Positive norms are actions and behaviors that contribute to the team’s well-being. They promote accomplishing the tasks the team was formed to do. Examples of positive norms are: recognition for jobs well done, being prepared for meetings, following-through on promises, being on-time for meetings, and sharing of unpleasant or tedious tasks. These allow each team member to feel he or she is an important and valued member of the team.

Negative norms are pretty much the opposite and include things like slacking, sniping, being unprepared, and missing deadlines.

The positive team norms can be included in the team’s contract. The heathiest teams hold members accountable if the team norms are not met. An example of positive norms being carried out is: “We’re all very busy, so let’s start our meeting at 4 PM and finish at 5 PM. Send me agenda items 48 hours in advance, and so we don’t waste time everyone make sure you read the documentation beforehand.”

But there are unstated norms. Behavior, not contract statements, will determine the actual norms. For example, if the team’s stated norm is to start the meeting at 4 PM sharp, and they consistently wait until everyone is present, and one or more of the members consistently arrives at 4:15, 4:15 becomes the norm. The group can decide if they want to modify the norm or the behavior.

The Performing Stage. The next stage is the performing stage. In this stage, positive norms have been accentuated and reinforced and negative norms have been reduced or eliminated. The team knows each other’s strengths and weaknesses and is progressing on all cylinders in meeting both its process and task goals.Without proper management, most teams will go from forming to performing in about four months, though the actual task the team needs to accomplish may take much longer.

Monitoring Team Performance

Since the goal is to get to the performing stage, a way to accelerate that process to much less than four months is to have an AAR(After-action- review) after each meeting. In these sessions, teams can analyze the meeting, in terms of both how they accomplished their tasks, and the processes they used. There’s no blaming, but in the AAR, the team will carefully analyze what went right, note that anything that was inefficient, and determine how to improve as the team moves on. This takes just a few minutes and has been shown to increase team efficiency, and greatly reduce the chances of the storming stage’s even occurring or being toxic, if it does occur.

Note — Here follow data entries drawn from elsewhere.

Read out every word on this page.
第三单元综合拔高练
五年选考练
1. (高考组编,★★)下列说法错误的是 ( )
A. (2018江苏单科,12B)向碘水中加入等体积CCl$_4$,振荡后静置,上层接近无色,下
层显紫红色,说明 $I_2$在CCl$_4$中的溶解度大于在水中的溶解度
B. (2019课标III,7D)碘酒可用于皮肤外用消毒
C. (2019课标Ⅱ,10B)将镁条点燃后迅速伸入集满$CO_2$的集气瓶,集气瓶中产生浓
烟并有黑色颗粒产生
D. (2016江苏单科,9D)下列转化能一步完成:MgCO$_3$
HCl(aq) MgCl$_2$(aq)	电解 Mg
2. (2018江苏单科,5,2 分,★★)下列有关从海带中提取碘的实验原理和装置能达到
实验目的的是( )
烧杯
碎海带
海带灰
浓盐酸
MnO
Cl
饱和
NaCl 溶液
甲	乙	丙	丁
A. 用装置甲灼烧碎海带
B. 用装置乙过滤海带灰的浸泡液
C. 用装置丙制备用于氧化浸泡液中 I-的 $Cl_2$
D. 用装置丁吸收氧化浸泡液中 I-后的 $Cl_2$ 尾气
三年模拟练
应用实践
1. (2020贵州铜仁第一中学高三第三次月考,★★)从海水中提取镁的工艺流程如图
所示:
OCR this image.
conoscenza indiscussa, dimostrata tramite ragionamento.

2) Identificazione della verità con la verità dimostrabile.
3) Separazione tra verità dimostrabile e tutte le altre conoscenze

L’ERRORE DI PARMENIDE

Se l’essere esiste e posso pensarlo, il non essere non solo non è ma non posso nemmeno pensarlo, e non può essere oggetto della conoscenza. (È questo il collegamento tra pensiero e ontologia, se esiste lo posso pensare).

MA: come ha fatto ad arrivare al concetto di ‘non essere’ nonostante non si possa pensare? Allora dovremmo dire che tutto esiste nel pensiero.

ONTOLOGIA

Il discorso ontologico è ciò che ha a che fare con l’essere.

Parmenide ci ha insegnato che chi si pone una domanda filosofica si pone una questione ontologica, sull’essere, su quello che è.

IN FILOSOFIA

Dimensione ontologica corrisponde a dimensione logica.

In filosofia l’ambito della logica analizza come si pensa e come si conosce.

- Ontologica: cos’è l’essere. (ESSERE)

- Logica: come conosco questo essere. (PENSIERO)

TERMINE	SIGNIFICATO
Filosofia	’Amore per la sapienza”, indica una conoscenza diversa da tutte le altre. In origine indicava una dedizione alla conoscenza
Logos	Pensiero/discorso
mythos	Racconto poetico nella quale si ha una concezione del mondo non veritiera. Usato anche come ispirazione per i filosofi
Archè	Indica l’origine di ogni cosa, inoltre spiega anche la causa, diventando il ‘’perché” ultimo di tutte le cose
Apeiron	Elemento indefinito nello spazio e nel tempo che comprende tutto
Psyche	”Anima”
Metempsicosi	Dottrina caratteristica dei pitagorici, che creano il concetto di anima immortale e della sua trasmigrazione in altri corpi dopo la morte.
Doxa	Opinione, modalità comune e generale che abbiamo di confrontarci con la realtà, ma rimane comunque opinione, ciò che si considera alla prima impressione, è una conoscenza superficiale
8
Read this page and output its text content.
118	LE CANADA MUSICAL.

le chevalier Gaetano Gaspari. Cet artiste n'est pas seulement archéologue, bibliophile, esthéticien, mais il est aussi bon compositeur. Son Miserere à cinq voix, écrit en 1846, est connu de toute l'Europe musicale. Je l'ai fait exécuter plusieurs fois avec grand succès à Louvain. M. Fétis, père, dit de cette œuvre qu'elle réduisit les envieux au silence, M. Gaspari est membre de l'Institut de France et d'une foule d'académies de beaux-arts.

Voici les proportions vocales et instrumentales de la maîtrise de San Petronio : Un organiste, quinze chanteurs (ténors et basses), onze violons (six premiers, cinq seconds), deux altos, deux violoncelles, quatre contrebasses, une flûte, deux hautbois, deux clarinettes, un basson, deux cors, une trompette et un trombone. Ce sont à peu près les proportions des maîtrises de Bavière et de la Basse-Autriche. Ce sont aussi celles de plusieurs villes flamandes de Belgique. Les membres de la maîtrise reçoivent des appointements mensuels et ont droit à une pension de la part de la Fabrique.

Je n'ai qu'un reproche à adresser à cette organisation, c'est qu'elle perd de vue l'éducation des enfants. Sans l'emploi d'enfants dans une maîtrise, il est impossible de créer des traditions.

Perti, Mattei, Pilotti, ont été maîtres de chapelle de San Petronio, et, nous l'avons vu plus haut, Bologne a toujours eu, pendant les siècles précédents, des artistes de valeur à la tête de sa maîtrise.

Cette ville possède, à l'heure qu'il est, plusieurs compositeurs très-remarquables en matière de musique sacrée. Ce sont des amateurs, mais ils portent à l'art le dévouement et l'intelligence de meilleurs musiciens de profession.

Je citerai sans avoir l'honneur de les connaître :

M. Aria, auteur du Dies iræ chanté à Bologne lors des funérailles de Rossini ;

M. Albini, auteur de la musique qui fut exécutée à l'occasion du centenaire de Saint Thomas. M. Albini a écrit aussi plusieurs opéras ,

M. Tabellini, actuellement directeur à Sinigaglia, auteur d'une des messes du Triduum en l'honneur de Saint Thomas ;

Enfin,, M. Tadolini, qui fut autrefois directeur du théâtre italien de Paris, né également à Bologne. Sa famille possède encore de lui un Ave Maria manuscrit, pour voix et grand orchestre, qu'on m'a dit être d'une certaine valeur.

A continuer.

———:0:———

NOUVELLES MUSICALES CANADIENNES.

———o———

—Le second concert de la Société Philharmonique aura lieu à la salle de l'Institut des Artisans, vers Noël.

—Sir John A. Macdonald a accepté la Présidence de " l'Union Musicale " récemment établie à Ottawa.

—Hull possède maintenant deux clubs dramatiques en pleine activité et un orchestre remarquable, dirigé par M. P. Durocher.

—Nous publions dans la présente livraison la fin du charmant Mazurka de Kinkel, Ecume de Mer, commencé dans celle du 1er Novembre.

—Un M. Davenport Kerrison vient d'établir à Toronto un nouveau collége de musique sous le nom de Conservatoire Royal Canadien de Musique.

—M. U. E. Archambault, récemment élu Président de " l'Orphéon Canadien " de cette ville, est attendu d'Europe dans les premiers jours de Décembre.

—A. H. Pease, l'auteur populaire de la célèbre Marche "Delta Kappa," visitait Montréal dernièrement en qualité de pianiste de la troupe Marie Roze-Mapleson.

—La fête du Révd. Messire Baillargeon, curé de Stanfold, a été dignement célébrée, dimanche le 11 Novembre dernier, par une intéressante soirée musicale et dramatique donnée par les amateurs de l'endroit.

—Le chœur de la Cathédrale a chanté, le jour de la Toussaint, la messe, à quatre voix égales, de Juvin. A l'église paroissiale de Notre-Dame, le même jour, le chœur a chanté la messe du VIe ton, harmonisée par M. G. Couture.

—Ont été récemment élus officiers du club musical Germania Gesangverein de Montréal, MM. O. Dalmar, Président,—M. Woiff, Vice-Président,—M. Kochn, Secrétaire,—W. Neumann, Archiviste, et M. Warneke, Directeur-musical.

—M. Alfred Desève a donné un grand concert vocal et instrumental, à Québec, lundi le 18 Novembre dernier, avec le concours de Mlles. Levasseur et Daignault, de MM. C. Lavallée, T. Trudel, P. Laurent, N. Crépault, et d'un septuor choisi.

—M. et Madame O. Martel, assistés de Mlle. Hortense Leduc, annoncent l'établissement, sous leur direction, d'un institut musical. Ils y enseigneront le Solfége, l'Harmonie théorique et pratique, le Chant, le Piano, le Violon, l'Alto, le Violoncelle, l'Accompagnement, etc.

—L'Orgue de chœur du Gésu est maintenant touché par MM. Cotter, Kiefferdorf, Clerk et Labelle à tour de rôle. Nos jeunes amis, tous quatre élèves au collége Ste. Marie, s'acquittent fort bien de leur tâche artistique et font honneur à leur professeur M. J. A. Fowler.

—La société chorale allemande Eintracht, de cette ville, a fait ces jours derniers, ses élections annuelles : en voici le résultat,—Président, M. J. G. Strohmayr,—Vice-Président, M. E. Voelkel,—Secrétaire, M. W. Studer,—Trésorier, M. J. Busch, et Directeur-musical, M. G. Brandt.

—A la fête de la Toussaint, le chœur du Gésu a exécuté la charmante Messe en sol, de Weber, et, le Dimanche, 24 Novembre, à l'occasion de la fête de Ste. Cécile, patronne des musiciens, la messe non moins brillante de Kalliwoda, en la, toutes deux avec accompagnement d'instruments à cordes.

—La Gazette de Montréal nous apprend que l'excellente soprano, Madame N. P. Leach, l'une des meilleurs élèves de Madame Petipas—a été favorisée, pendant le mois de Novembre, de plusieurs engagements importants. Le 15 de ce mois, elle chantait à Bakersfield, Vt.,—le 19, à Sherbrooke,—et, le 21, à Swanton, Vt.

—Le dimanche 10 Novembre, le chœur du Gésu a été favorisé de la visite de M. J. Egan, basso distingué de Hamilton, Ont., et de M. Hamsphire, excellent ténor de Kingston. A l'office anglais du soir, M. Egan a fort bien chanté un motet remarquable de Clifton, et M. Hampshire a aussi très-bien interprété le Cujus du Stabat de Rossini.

The final stage, adjourning, happens when the team has completed its work. In 1977, Tuckman added this fifth stage which can also be a useful management tool. Here an AAR of the entire work of the teammay be analyzed for future learning. 

Conclusion

When setting up a team, even a small team, make sure to accelerate the stages of team development so time and money won’t be wasted and the best aspects of teamwork can be experienced. You’ll also reduce or eliminate the negative aspects of teamwork. (2)

Sources:

1 Tuckman, Bruce W. (1965) ‘Developmental sequence in small groups’, Psychological Bulletin, 63, 384-

2 Tuckman, Bruce W., & Jensen, Mary Ann C. (1977). ‘Stages of small group development revisited’, Group and Organizational Studies, 2, 419- 427.